I've been watching a lot of traffic on Facebook and elsewhere lately wanting everyone to share a phone number for a Suicide Hotline. I won't say it's wrong but seeing it from a slightly different perspective, I would say that a far, far better idea is to look around you. Look closely.

There's this place that I call 'The Black'. It's not a real place and I can't actually describe it but I know it's there. It kills hope. It kills people. 

Who do you see who hasn't been around much lately? Who hasn't called in a long time? Who has been avoiding you? Who's having trouble at home? Or work? Or who seems ok but somehow you know really isn't?

Think. Hard. That one you haven't heard from may be the one in the Black. That one will not call a hotline. That one is sure it's already too late. That one may already have a plan and a goal and is waiting just long enough to convince themselves that the time is now. 

Or that one has no plan at all. They're only one little nudge away from never coming back.

Or that one will come to believe that nothing else matters and no one else cares and so will go into The Black alone. 

Suicide is all about being alone. So alone that you no longer fear anything except another day. So alone that hurt is all you know and you'll do anything to make it stop. Think about that. Being alone kills people.

Nothing will stop that one missing person except maybe, just You have a power that no stranger on the other end of a phone can ever have. The power to be a friend, an ear, a shoulder. Trust me in this. 

Posting a number on your social media isn't necessarily a bad thing and maybe it'll help someone somehow but the one really looking down the barrel probably isn't reading Facebook.
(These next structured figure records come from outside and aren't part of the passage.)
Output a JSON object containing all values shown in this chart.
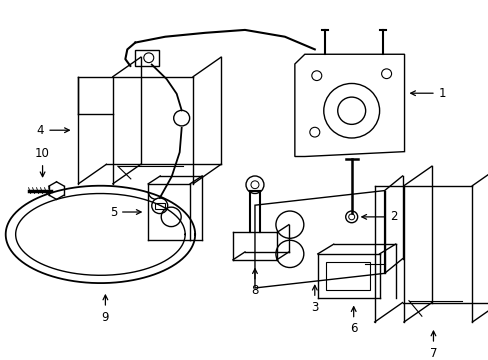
{
  "background_color": "#ffffff",
  "line_color": "#000000",
  "text_color": "#000000",
  "fig_width": 4.89,
  "fig_height": 3.6,
  "dpi": 100
}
They don't want to see how happy everyone else there is; how wonderful their lives and kids and spouses and homes and jobs are. It's all an illusion that only makes it harder to breathe. They don't want to know. 

They've heard that suicide is 'the easy way out'. They know you think it's selfish and cowardly and a sin. They know you think they don't care about anyone else. And they know you're wrong but they're so lonely and afraid that none of it matters anymore. They know that life hurts so much that they're willing to leave it.

What they really need to know is that they're not alone. They need you. Not to tell them to suck it up or look on the bright side. Or say you know how they feel because to them at that moment, no one can.

Don't tell them to do anything because where they are, they can't. Just be there and watch out for them. Hug them while they cry. Help them any way you can.

Call the number yourself if you have to because it's pretty likely...they won't. They're afraid that if they call, they'll lose their job, lose their kids, lose everything and then it loops around to, "Why the hell should I call and make the misery even worse?"

It isn't logical. It isn't fair. It's The Black and it twists everything.

It makes a holiday into a nightmare; a birthday into regrets. Anniversaries become unbearable and sadness is the new normal. Pain is all there is in the world. It's The Black and it closes around you like a shell. Nothing gets in and nothing gets out. People in that place all die alone. 

So no, I suppose posting a number isn't wrong. Going on a walk to 'raise awareness' is probably ok too if you don't happen to be suicidal but believe me...people who are have already raised their awareness as high as it'll go. 

I know with all my heart that anyone looking down that road is not listening or looking at anything but an end. They need a human touch and a human voice. You, not an 800 number are suicide prevention.

Look around. Look hard. Someone needs you. They always will.